We attempted to utilize the findings of this study to develop a successful IV cannulation prediction tool. Five variables were weighted based on their significant correlations with successful IV cannulation [Table 2]. Although some of these variables have been previously tested and weighted in other research, such risk factors might differ between populations.8,11 Based on the results of the analyses, children who had undergone successful IV access procedures were more likely to score > 6 out of a total score of 9. However, this tool still requires further testing and research to establish its validity and reliability. It has been claimed that designing an algorithm that predicts DIVA risk in children and accommodates for other variables such as the comfort of the child and the expertise of the healthcare provider accessing the vein can help reduce the number of IV attempts and more effectively meet the IV access needs of some children.34
Several limitations to this study should be acknowledged.
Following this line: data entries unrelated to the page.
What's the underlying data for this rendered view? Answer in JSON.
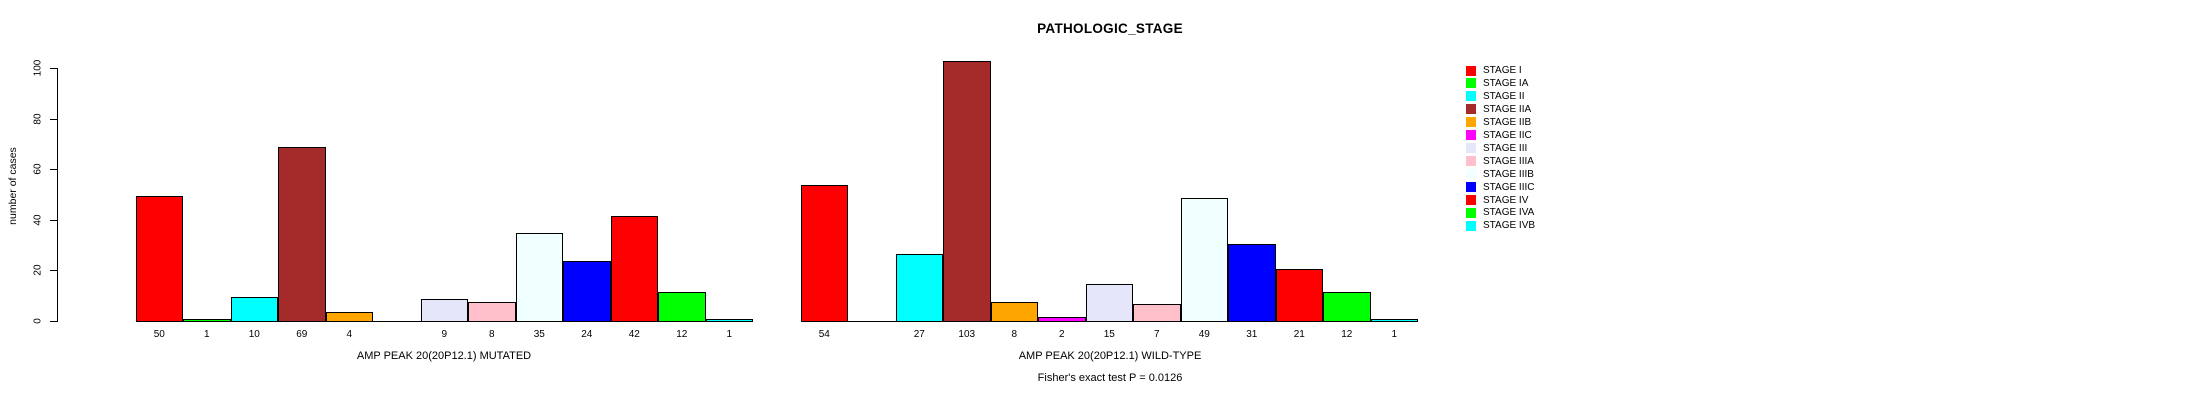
{
  "title": "PATHOLOGIC_STAGE",
  "ylabel": "number of cases",
  "footer": "Fisher's exact test P = 0.0126",
  "chart_data": {
    "type": "bar",
    "title": "PATHOLOGIC_STAGE",
    "ylabel": "number of cases",
    "ylim": [
      0,
      100
    ],
    "yticks": [
      0,
      20,
      40,
      60,
      80,
      100
    ],
    "grid": false,
    "legend_position": "right",
    "bar_value_labels": true,
    "categories": [
      "STAGE I",
      "STAGE IA",
      "STAGE II",
      "STAGE IIA",
      "STAGE IIB",
      "STAGE IIC",
      "STAGE III",
      "STAGE IIIA",
      "STAGE IIIB",
      "STAGE IIIC",
      "STAGE IV",
      "STAGE IVA",
      "STAGE IVB"
    ],
    "colors": [
      "#FF0000",
      "#00FF00",
      "#00FFFF",
      "#A52A2A",
      "#FFA500",
      "#FF00FF",
      "#E6E6FA",
      "#FFC0CB",
      "#F0FFFF",
      "#0000FF",
      "#FF0000",
      "#00FF00",
      "#00FFFF"
    ],
    "series": [
      {
        "name": "AMP PEAK 20(20P12.1) MUTATED",
        "values": [
          50,
          1,
          10,
          69,
          4,
          0,
          9,
          8,
          35,
          24,
          42,
          12,
          1
        ]
      },
      {
        "name": "AMP PEAK 20(20P12.1) WILD-TYPE",
        "values": [
          54,
          0,
          27,
          103,
          8,
          2,
          15,
          7,
          49,
          31,
          21,
          12,
          1
        ]
      }
    ],
    "annotation": "Fisher's exact test P = 0.0126"
  }
}
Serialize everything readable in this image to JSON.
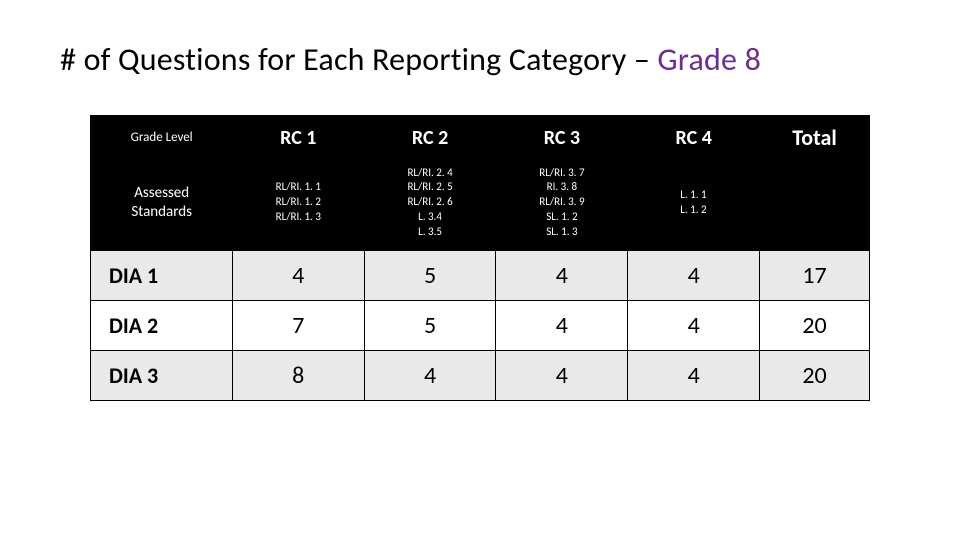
{
  "title_main": "# of Questions for Each Reporting Category – ",
  "title_accent": "Grade 8",
  "table": {
    "header_gradelevel": "Grade Level",
    "header_assessed": "Assessed Standards",
    "header_total": "Total",
    "columns": [
      {
        "label": "RC 1",
        "standards": [
          "RL/RI. 1. 1",
          "RL/RI. 1. 2",
          "RL/RI. 1. 3"
        ]
      },
      {
        "label": "RC 2",
        "standards": [
          "RL/RI. 2. 4",
          "RL/RI. 2. 5",
          "RL/RI. 2. 6",
          "L. 3.4",
          "L. 3.5"
        ]
      },
      {
        "label": "RC 3",
        "standards": [
          "RL/RI. 3. 7",
          "RI. 3. 8",
          "RL/RI. 3. 9",
          "SL. 1. 2",
          "SL. 1. 3"
        ]
      },
      {
        "label": "RC 4",
        "standards": [
          "L. 1. 1",
          "L. 1. 2"
        ]
      }
    ],
    "rows": [
      {
        "label": "DIA 1",
        "values": [
          4,
          5,
          4,
          4
        ],
        "total": 17,
        "alt": true
      },
      {
        "label": "DIA 2",
        "values": [
          7,
          5,
          4,
          4
        ],
        "total": 20,
        "alt": false
      },
      {
        "label": "DIA 3",
        "values": [
          8,
          4,
          4,
          4
        ],
        "total": 20,
        "alt": true
      }
    ],
    "colors": {
      "header_bg": "#000000",
      "header_fg": "#ffffff",
      "row_alt_bg": "#e9e9e9",
      "border": "#000000",
      "accent": "#6e2b90"
    },
    "fonts": {
      "title_size_pt": 24,
      "header_size_pt": 15,
      "standards_size_pt": 8,
      "data_size_pt": 18,
      "rowlabel_size_pt": 16
    }
  }
}
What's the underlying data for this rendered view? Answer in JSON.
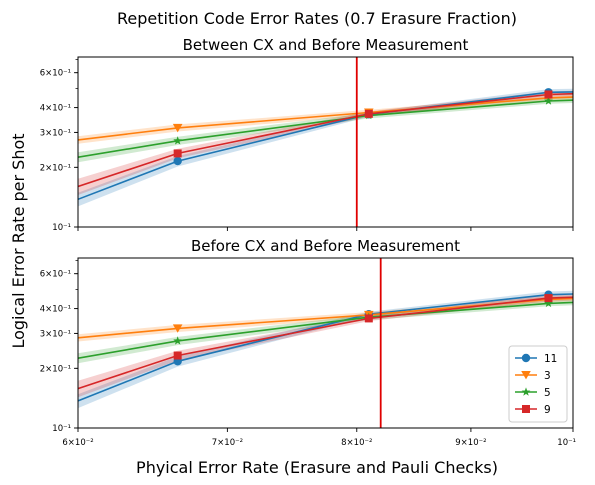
{
  "figure": {
    "suptitle": "Repetition Code Error Rates (0.7 Erasure Fraction)",
    "xlabel": "Phyical Error Rate (Erasure and Pauli Checks)",
    "ylabel": "Logical Error Rate per Shot"
  },
  "colors": {
    "series_11": "#1f77b4",
    "series_3": "#ff7f0e",
    "series_5": "#2ca02c",
    "series_9": "#d62728",
    "threshold_line": "#e00000"
  },
  "chart_data": [
    {
      "type": "line",
      "title": "Between CX and Before Measurement",
      "x_scale": "log",
      "y_scale": "log",
      "xlim": [
        0.06,
        0.1
      ],
      "ylim": [
        0.1,
        0.72
      ],
      "x_ticks": [
        {
          "value": 0.06,
          "label": ""
        },
        {
          "value": 0.07,
          "label": ""
        },
        {
          "value": 0.08,
          "label": ""
        },
        {
          "value": 0.09,
          "label": ""
        },
        {
          "value": 0.1,
          "label": ""
        }
      ],
      "y_ticks": [
        {
          "value": 0.1,
          "label": "10⁻¹"
        },
        {
          "value": 0.2,
          "label": "2×10⁻¹"
        },
        {
          "value": 0.3,
          "label": "3×10⁻¹"
        },
        {
          "value": 0.4,
          "label": "4×10⁻¹"
        },
        {
          "value": 0.6,
          "label": "6×10⁻¹"
        }
      ],
      "threshold_x": 0.08,
      "series": [
        {
          "name": "11",
          "marker": "circle",
          "color_key": "series_11",
          "points": [
            [
              0.06,
              0.138
            ],
            [
              0.0665,
              0.215
            ],
            [
              0.081,
              0.37
            ],
            [
              0.0975,
              0.478
            ],
            [
              0.1,
              0.48
            ]
          ],
          "marker_points": [
            [
              0.0665,
              0.215
            ],
            [
              0.081,
              0.37
            ],
            [
              0.0975,
              0.478
            ]
          ],
          "band": [
            0.011,
            0.013,
            0.01,
            0.018
          ]
        },
        {
          "name": "3",
          "marker": "triangle-down",
          "color_key": "series_3",
          "points": [
            [
              0.06,
              0.275
            ],
            [
              0.0665,
              0.316
            ],
            [
              0.081,
              0.378
            ],
            [
              0.0975,
              0.448
            ],
            [
              0.1,
              0.452
            ]
          ],
          "marker_points": [
            [
              0.0665,
              0.316
            ],
            [
              0.081,
              0.378
            ],
            [
              0.0975,
              0.448
            ]
          ],
          "band": [
            0.012,
            0.013,
            0.012,
            0.014
          ]
        },
        {
          "name": "5",
          "marker": "star",
          "color_key": "series_5",
          "points": [
            [
              0.06,
              0.225
            ],
            [
              0.0665,
              0.272
            ],
            [
              0.081,
              0.365
            ],
            [
              0.0975,
              0.432
            ],
            [
              0.1,
              0.436
            ]
          ],
          "marker_points": [
            [
              0.0665,
              0.272
            ],
            [
              0.081,
              0.365
            ],
            [
              0.0975,
              0.432
            ]
          ],
          "band": [
            0.013,
            0.013,
            0.012,
            0.014
          ]
        },
        {
          "name": "9",
          "marker": "square",
          "color_key": "series_9",
          "points": [
            [
              0.06,
              0.16
            ],
            [
              0.0665,
              0.235
            ],
            [
              0.081,
              0.372
            ],
            [
              0.0975,
              0.466
            ],
            [
              0.1,
              0.47
            ]
          ],
          "marker_points": [
            [
              0.0665,
              0.235
            ],
            [
              0.081,
              0.372
            ],
            [
              0.0975,
              0.466
            ]
          ],
          "band": [
            0.015,
            0.013,
            0.011,
            0.016
          ]
        }
      ]
    },
    {
      "type": "line",
      "title": "Before CX and Before Measurement",
      "x_scale": "log",
      "y_scale": "log",
      "xlim": [
        0.06,
        0.1
      ],
      "ylim": [
        0.1,
        0.72
      ],
      "x_ticks": [
        {
          "value": 0.06,
          "label": "6×10⁻²"
        },
        {
          "value": 0.07,
          "label": "7×10⁻²"
        },
        {
          "value": 0.08,
          "label": "8×10⁻²"
        },
        {
          "value": 0.09,
          "label": "9×10⁻²"
        },
        {
          "value": 0.1,
          "label": "10⁻¹"
        }
      ],
      "y_ticks": [
        {
          "value": 0.1,
          "label": "10⁻¹"
        },
        {
          "value": 0.2,
          "label": "2×10⁻¹"
        },
        {
          "value": 0.3,
          "label": "3×10⁻¹"
        },
        {
          "value": 0.4,
          "label": "4×10⁻¹"
        },
        {
          "value": 0.6,
          "label": "6×10⁻¹"
        }
      ],
      "threshold_x": 0.082,
      "series": [
        {
          "name": "11",
          "marker": "circle",
          "color_key": "series_11",
          "points": [
            [
              0.06,
              0.137
            ],
            [
              0.0665,
              0.217
            ],
            [
              0.081,
              0.375
            ],
            [
              0.0975,
              0.47
            ],
            [
              0.1,
              0.474
            ]
          ],
          "marker_points": [
            [
              0.0665,
              0.217
            ],
            [
              0.081,
              0.375
            ],
            [
              0.0975,
              0.47
            ]
          ],
          "band": [
            0.011,
            0.013,
            0.011,
            0.018
          ]
        },
        {
          "name": "3",
          "marker": "triangle-down",
          "color_key": "series_3",
          "points": [
            [
              0.06,
              0.285
            ],
            [
              0.0665,
              0.318
            ],
            [
              0.081,
              0.372
            ],
            [
              0.0975,
              0.445
            ],
            [
              0.1,
              0.45
            ]
          ],
          "marker_points": [
            [
              0.0665,
              0.318
            ],
            [
              0.081,
              0.372
            ],
            [
              0.0975,
              0.445
            ]
          ],
          "band": [
            0.012,
            0.013,
            0.012,
            0.014
          ]
        },
        {
          "name": "5",
          "marker": "star",
          "color_key": "series_5",
          "points": [
            [
              0.06,
              0.225
            ],
            [
              0.0665,
              0.275
            ],
            [
              0.081,
              0.362
            ],
            [
              0.0975,
              0.425
            ],
            [
              0.1,
              0.43
            ]
          ],
          "marker_points": [
            [
              0.0665,
              0.275
            ],
            [
              0.081,
              0.362
            ],
            [
              0.0975,
              0.425
            ]
          ],
          "band": [
            0.013,
            0.013,
            0.012,
            0.014
          ]
        },
        {
          "name": "9",
          "marker": "square",
          "color_key": "series_9",
          "points": [
            [
              0.06,
              0.158
            ],
            [
              0.0665,
              0.232
            ],
            [
              0.081,
              0.357
            ],
            [
              0.0975,
              0.452
            ],
            [
              0.1,
              0.456
            ]
          ],
          "marker_points": [
            [
              0.0665,
              0.232
            ],
            [
              0.081,
              0.357
            ],
            [
              0.0975,
              0.452
            ]
          ],
          "band": [
            0.015,
            0.013,
            0.011,
            0.016
          ]
        }
      ]
    }
  ],
  "legend": {
    "placement": "lower-right of bottom panel",
    "entries": [
      {
        "label": "11",
        "marker": "circle",
        "color_key": "series_11"
      },
      {
        "label": "3",
        "marker": "triangle-down",
        "color_key": "series_3"
      },
      {
        "label": "5",
        "marker": "star",
        "color_key": "series_5"
      },
      {
        "label": "9",
        "marker": "square",
        "color_key": "series_9"
      }
    ]
  }
}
The data were collected in a single hospital in a very populated area. Moreover, as a tertiary institution, the hospital mainly receives high-acuity patients; thus, other pediatric populations might not match the hospital’s patient population, decreasing the findings’ generalizability. Furthermore, the study tool included many variables; however, not all variables were analyzed due to missing or ambiguous data. Therefore, as previously mentioned, variables with > 30% missing data were not included in the analysis. Moreover, several nurses who participated in the study reported that completing the data collection tool was time-consuming; this may have affected compliance. Although one of the researchers periodically conducted follow-up visits to clinical areas to encourage nurses to use the tool, it is likely that some pediatric cannulation cases were not recorded. Furthermore, the researchers cannot exclude the possibility of selection bias in recording cases by nurses that might have affected findings related to the prevalence of DIVA
in this population.
Conclusion
DIVA is a fairly common occurrence and can result in negative consequences in pediatric patients. Therefore, studying the prevalence of and associated risk factors linked to DIVA among children in Oman is important to understand the extent of the problem and its contributing factors. Such findings can optimize pediatric IV access management by developing DIVA clinical care pathways and evidence-based intervention algorithms that can reduce complications and improve the quality of care provided. This study indicates that DIVA is fairly common in Omani children and is affected by certain risk factors. As such, additional strategies are needed to assess such risks to inform clinical decision-making, particularly when considering the value of attempting IV placement versus employing an alternative route of drug administration or fluid replacement. The findings of this study have been utilized to develop a DIVA prediction tool incorporating variables weighted according to their correlation with successful IV cannulation. Further research is recommended to confirm the validity of this tool.
Disclosure
The authors declared no conflicts of interest. No funding was received for this study.